Três Mulheres “chegam ao sepulcro. Está
silencioso como um segredo e entretanto, parece falar. Correm à cidade com a assombrosa notícia. É preciso contar, anunciar, gritar aos companheiros.”              
Vida de Cristo, Plínio Salgado

Estamos na Páscoa. A Quaresma passou, assinalada com alguns actos litúrgicos, celebrados pelos católicos, como preparação para a celebração do grandioso acontecimento: a Ressurreição de Cristo, depois de sofrer o martírio do Calvário – Sua Paixão e Morte. Ele, de facto, disse que havia de ressuscitar ao terceiro dia. O Filho do Homem tem de sofrer muito, ser rejeitado pelos anciãos, pelos príncipes dos sacerdotes e pelos escribas, tem de ser morto e, ao terceiro, dia ressuscitar.” (Lucas 9, 22).

É esse acontecimento histórico que a Igreja celebra todos os anos, com mais ou menos esplendor litúrgico, consoante as disponibilidades eclesiásticas.

Antes do Vaticano II, cujo quinquagésimo aniversário está a celebrar-se, a liturgia da Igreja era mais profunda e exigente. E é dessa que recordo com certa saudade.

As Domingas que antecedem a Páscoa da Ressurreição eram tempos de luto e penitência. Os párocos começavam por organizar, anualmente, o chamado “roteiro paroquial”, ou seja o registo de todas as famílias, com a descrição do estado, profissão e idade de cada membro, anotando se era crismado e se cumprira, no ano, os preceitos de confissão e comunhão. O roteiro ou “Rol dos confessados no ano de 1886”, diz-nos que, nesse ano, a freguesia da Santíssima Trindade das Lajes do Pico – do Soldão às Terras, pois ainda não havia sido criada a paróquia de S. Bartolomeu – tinha 1142 indivíduos do sexo masculino e 159l do sexo feminino, 251 menores de sete anos do sexo masculino e 245 do sexo feminino. A população total era de 3.229 indivíduos. Nesse ano, como aliás se verifica, geralmente, nos demais, nenhum paroquiano deixou de cumprir os preceitos quaresmais (confissão e comunhão), o que não deixa de ser assombroso.

Para facilidade do serviço de confissões, a paróquia era dividida em “quartéis” diários, reunindo um grupo de famílias, segundo o número dos seus membros. Esse era um dia considerado “dia santo”, na família. Só se trabalhava o indispensável.

As semanas de Quaresma eram verdadeiros tempos de recolhimento e penitência. Os adultos trajavam, geralmente, de escuro. As crianças não brincavam com certas modalidades de jogos, principalmente o pião, que só era usado depois do sino da Igreja, em repique festivo, anunciar a Aleluia Pascal.

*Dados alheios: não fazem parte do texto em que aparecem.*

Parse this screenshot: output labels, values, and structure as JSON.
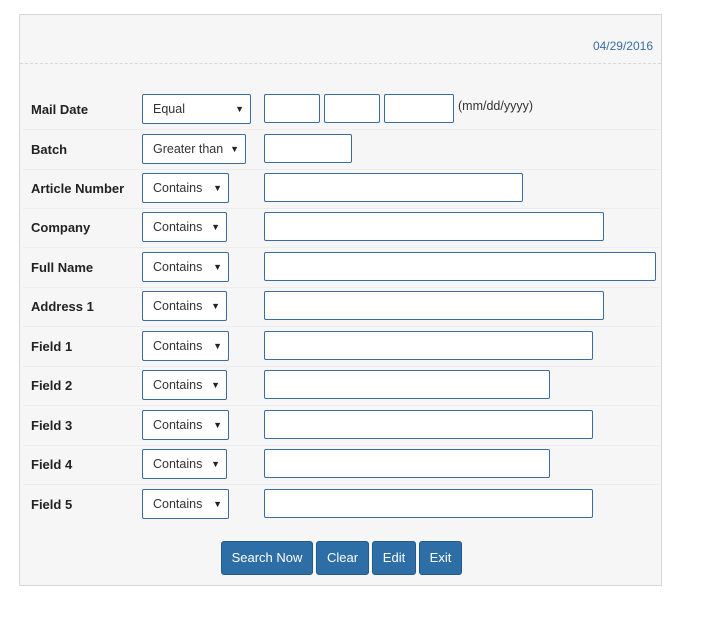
{
  "header": {
    "date": "04/29/2016"
  },
  "form": {
    "rows": [
      {
        "label": "Mail Date",
        "operator": "Equal",
        "hint": "(mm/dd/yyyy)"
      },
      {
        "label": "Batch",
        "operator": "Greater than"
      },
      {
        "label": "Article Number",
        "operator": "Contains"
      },
      {
        "label": "Company",
        "operator": "Contains"
      },
      {
        "label": "Full Name",
        "operator": "Contains"
      },
      {
        "label": "Address 1",
        "operator": "Contains"
      },
      {
        "label": "Field 1",
        "operator": "Contains"
      },
      {
        "label": "Field 2",
        "operator": "Contains"
      },
      {
        "label": "Field 3",
        "operator": "Contains"
      },
      {
        "label": "Field 4",
        "operator": "Contains"
      },
      {
        "label": "Field 5",
        "operator": "Contains"
      }
    ],
    "arrow": "▼"
  },
  "buttons": {
    "search": "Search Now",
    "clear": "Clear",
    "edit": "Edit",
    "exit": "Exit"
  },
  "colors": {
    "accent": "#2d6ea6",
    "border": "#3c6aa2",
    "date": "#3a6ea5"
  }
}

Durante a Quaresma assistia-se com maior assiduidade aos actos religiosos e, aos domingos à tarde, à Via-Sacra solenizada com cânticos apropriados.

Um dos antigos: “Recebei estes meus passos / Ó meu amável Jesus / Permiti que vos ajude / A levar a Vossa Cruz / E que por ela consiga / dos meus pecados perdão / a Vossa graça, Senhor / A eterna salvação.   /E depois deste desterro / Eu Vos vá ver, ó Jesus / No feliz Reino da Glória / Cercado da eterna luz.” Mas havia outros cânticos que todo o povo cantava com entusiasmo e unção.

À Semana Santa, como era designada, compareciam elementos de todas as famílias. Principalmente na Quinta-feira Santa, grupos de irmãos da Confraria do Santíssimo, erecta na Matriz, tinham a seu cuidado velar durante a noite o Santíssimo, na sua Capela privada; para o “Lava-pés” eram convidados doze indivíduos de idade avançada. Curiosamente, cada um levava um sobretudo por cima dos ombros. Nunca soube o motivo. Para os tornar mais velhos?

Na quinta-feira e sexta-feira realizavam-se, à noite, as Matinas, com grande solenidade. Eram executadas partituras clássicas com os músicos da capela local auxiliados pelos melhores cantores da Ilha. A concorrência era sempre notável em todas as celebrações.

A procissão do Senhor Morto da Sexta-feira fazia-se pelas ruas da vila, acompanhada pela Filarmónica local que executava algumas marchas fúnebres. Nos intervalos, uma menina seguida por três companheiras, cantava a “Verónica”. Depois o coro da Matriz entoava o “Miserere”. A Procissão da Ressurreição, que tinha lugar logo ao amanhecer, antes da Missa solene, igualmente, percorria as ruas do burgo enfeitadas com artísticos tapetes de flores e verduras. Nessa ocasião, a Filarmónica procurava estrear uma marcha nova e, na ida e vinda da Igreja, executava um novo e alegre passo-dobrado. À tarde cumprimentava os sócios e algumas individualidades. Era a vila em festa. Só depois as pessoas recolhiam a casa para o almoço e então partia-se o grande folar fresquinho, com um ovo cozido para cada membro da família. Uma tradição que, como outras, vai caindo em desuso.

No sábado, só após o anúncio da Ressurreição, era a ocasião dos adolescentes e jovens experimentarem os seus novos piões, numa luta renhida que atraía a curiosidade dos mais adiantados em idade. Costumes que igualmente deixaram de existir.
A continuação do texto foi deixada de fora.